If interested in the unnormalized event weights, one can use the generate_unnormalized method, which returns the raw weights, the per-event maximum weight and the particle dictionary as before.

To generate the mass of a resonance, we need to give a function as its mass. Following with the same example as above, and approximating the resonance shape by a gaussian, we could write the \(B^{0}\to K^{*}\gamma\) decay chain as:

import tensorflow as tf
import tensorflow_probability as tfp
from phasespace import Particle

KSTARZ_MASS = 895.81
KSTARZ_WIDTH = 47.4

def kstar_mass(min_mass, max_mass, n_events):
    kstar_mass = KSTARZ_MASS * ones
    min_mass = tf.broadcast_to(min_mass, (1, n_events))
    max_mass = tf.broadcast_to(max_mass, (1, n_events))
    kstar_mass = tfp.distributions.TruncatedNormal(loc=KSTARZ_MASS,
                                                   scale=KSTARZ_WIDTH,
                                                   low=min_mass,
                                                   high=max_mass).sample()
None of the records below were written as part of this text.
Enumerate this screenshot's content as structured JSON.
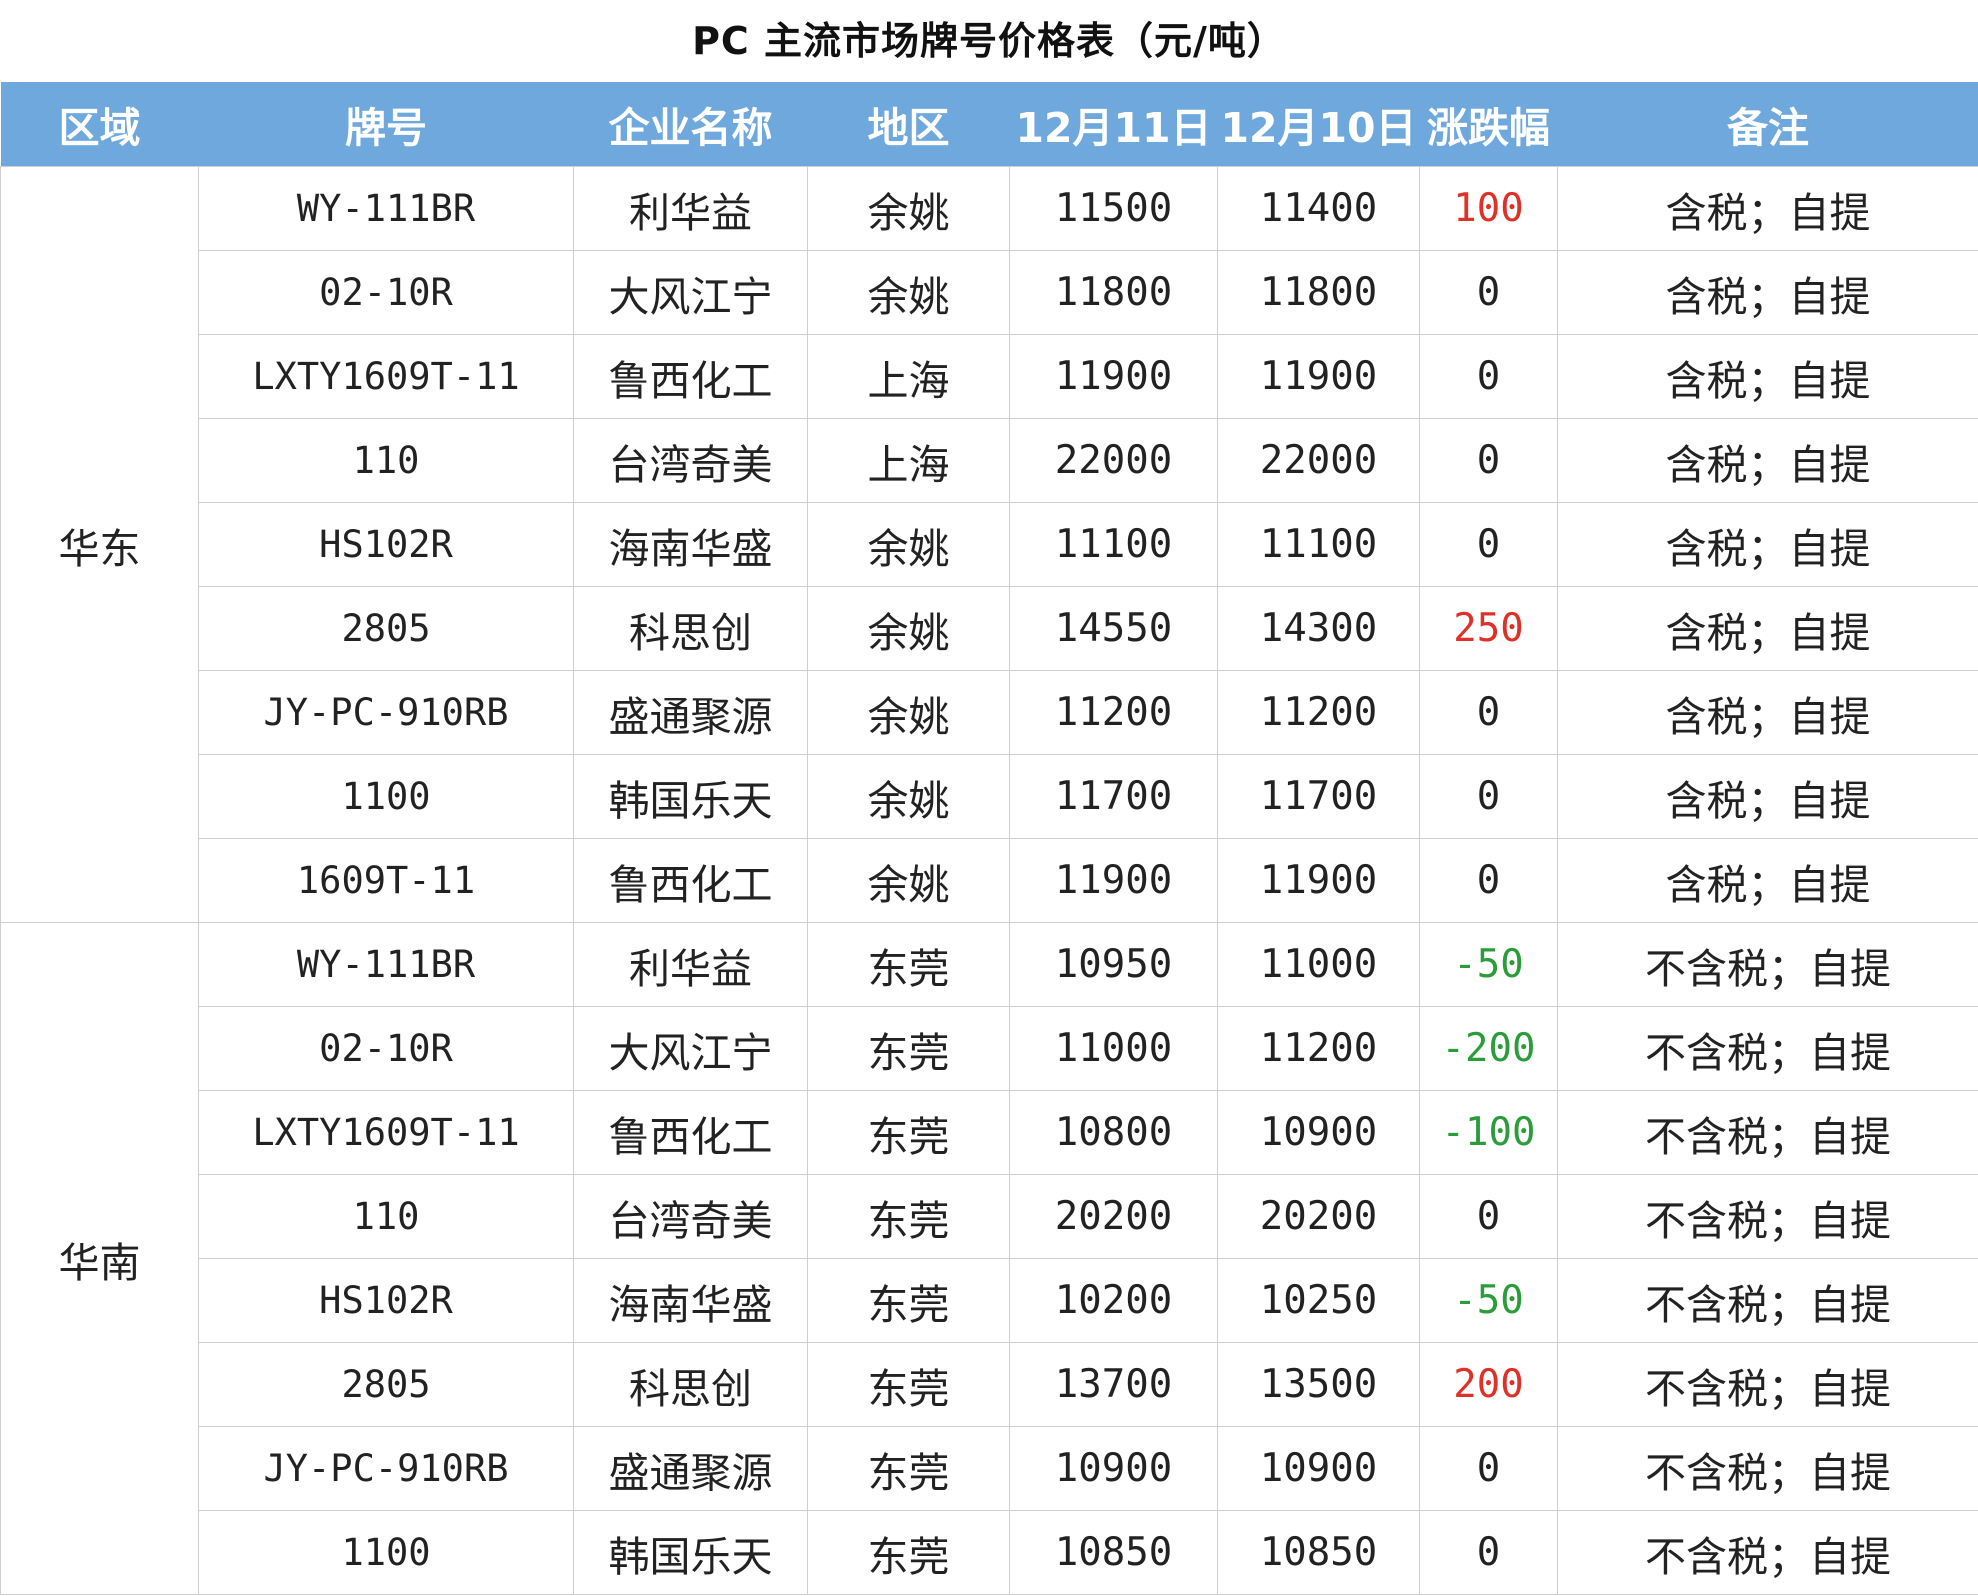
{
  "title": "PC 主流市场牌号价格表（元/吨）",
  "colors": {
    "header_bg": "#6fa8dc",
    "up": "#de3129",
    "down": "#2a9d3a"
  },
  "table": {
    "headers": [
      "区域",
      "牌号",
      "企业名称",
      "地区",
      "12月11日",
      "12月10日",
      "涨跌幅",
      "备注"
    ],
    "regions": [
      {
        "name": "华东",
        "rows": [
          {
            "brand": "WY-111BR",
            "company": "利华益",
            "area": "余姚",
            "price_1211": "11500",
            "price_1210": "11400",
            "change": "100",
            "note": "含税；自提"
          },
          {
            "brand": "02-10R",
            "company": "大风江宁",
            "area": "余姚",
            "price_1211": "11800",
            "price_1210": "11800",
            "change": "0",
            "note": "含税；自提"
          },
          {
            "brand": "LXTY1609T-11",
            "company": "鲁西化工",
            "area": "上海",
            "price_1211": "11900",
            "price_1210": "11900",
            "change": "0",
            "note": "含税；自提"
          },
          {
            "brand": "110",
            "company": "台湾奇美",
            "area": "上海",
            "price_1211": "22000",
            "price_1210": "22000",
            "change": "0",
            "note": "含税；自提"
          },
          {
            "brand": "HS102R",
            "company": "海南华盛",
            "area": "余姚",
            "price_1211": "11100",
            "price_1210": "11100",
            "change": "0",
            "note": "含税；自提"
          },
          {
            "brand": "2805",
            "company": "科思创",
            "area": "余姚",
            "price_1211": "14550",
            "price_1210": "14300",
            "change": "250",
            "note": "含税；自提"
          },
          {
            "brand": "JY-PC-910RB",
            "company": "盛通聚源",
            "area": "余姚",
            "price_1211": "11200",
            "price_1210": "11200",
            "change": "0",
            "note": "含税；自提"
          },
          {
            "brand": "1100",
            "company": "韩国乐天",
            "area": "余姚",
            "price_1211": "11700",
            "price_1210": "11700",
            "change": "0",
            "note": "含税；自提"
          },
          {
            "brand": "1609T-11",
            "company": "鲁西化工",
            "area": "余姚",
            "price_1211": "11900",
            "price_1210": "11900",
            "change": "0",
            "note": "含税；自提"
          }
        ]
      },
      {
        "name": "华南",
        "rows": [
          {
            "brand": "WY-111BR",
            "company": "利华益",
            "area": "东莞",
            "price_1211": "10950",
            "price_1210": "11000",
            "change": "-50",
            "note": "不含税；自提"
          },
          {
            "brand": "02-10R",
            "company": "大风江宁",
            "area": "东莞",
            "price_1211": "11000",
            "price_1210": "11200",
            "change": "-200",
            "note": "不含税；自提"
          },
          {
            "brand": "LXTY1609T-11",
            "company": "鲁西化工",
            "area": "东莞",
            "price_1211": "10800",
            "price_1210": "10900",
            "change": "-100",
            "note": "不含税；自提"
          },
          {
            "brand": "110",
            "company": "台湾奇美",
            "area": "东莞",
            "price_1211": "20200",
            "price_1210": "20200",
            "change": "0",
            "note": "不含税；自提"
          },
          {
            "brand": "HS102R",
            "company": "海南华盛",
            "area": "东莞",
            "price_1211": "10200",
            "price_1210": "10250",
            "change": "-50",
            "note": "不含税；自提"
          },
          {
            "brand": "2805",
            "company": "科思创",
            "area": "东莞",
            "price_1211": "13700",
            "price_1210": "13500",
            "change": "200",
            "note": "不含税；自提"
          },
          {
            "brand": "JY-PC-910RB",
            "company": "盛通聚源",
            "area": "东莞",
            "price_1211": "10900",
            "price_1210": "10900",
            "change": "0",
            "note": "不含税；自提"
          },
          {
            "brand": "1100",
            "company": "韩国乐天",
            "area": "东莞",
            "price_1211": "10850",
            "price_1210": "10850",
            "change": "0",
            "note": "不含税；自提"
          }
        ]
      }
    ]
  }
}
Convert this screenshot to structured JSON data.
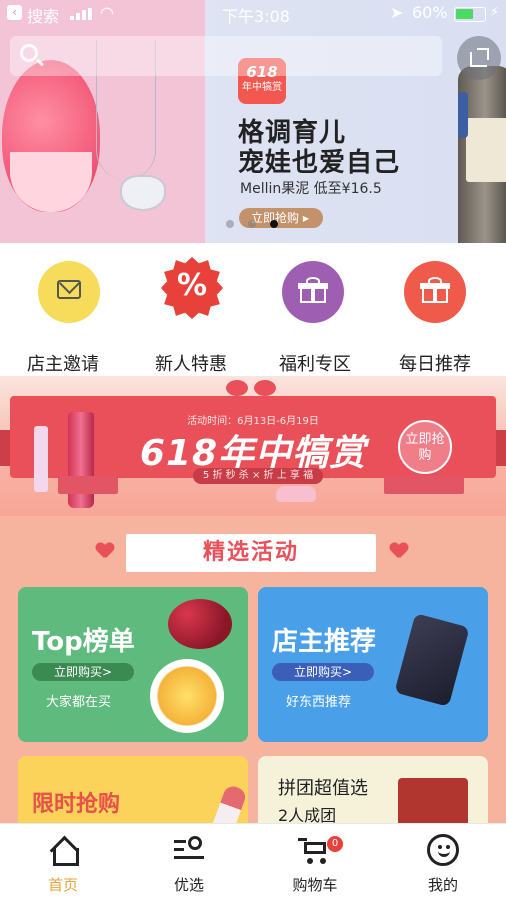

bz = Particle('B0').set_children(Particle('K*0', mass=kstar_mass)
                                 .set_children(Particle('K+', mass=KAON_MASS),
                                               Particle('pi-', mass=PION_MASS)),
                                 Particle('gamma', mass=0.0))

Shortcut for simple decays

The generation of simple n-body decays can be done using the generate function of phasespace, which has a very similar interface to TGenPhaseSpace. For example, to generate \(B^0\to K\pi\), we would do:

import phasespace
import tensorflow as tf

N_EVENTS = 1000

B0_MASS = 5279.58
B0_AT_REST = [0.0, 0.0, 0.0, B0_MASS]
PION_MASS = 139.57018
KAON_MASS = 493.677

with tf.Session() as sess:
weights, particles = sess.run(phasespace.generate(B0_AT_REST,
                                                    [PION_MASS, KAON_MASS],
                                                    N_EVENTS))

In this case, since particles are unnamed, the particles object contains a list of (4, N_EVENTS) tensors in the order of the particles specified in the generate call.

Internally, this function builds a decay chain using Particle, and therefore the same considerations as before apply; for example, it is possible to not specify the number of events and give a list of input momenta.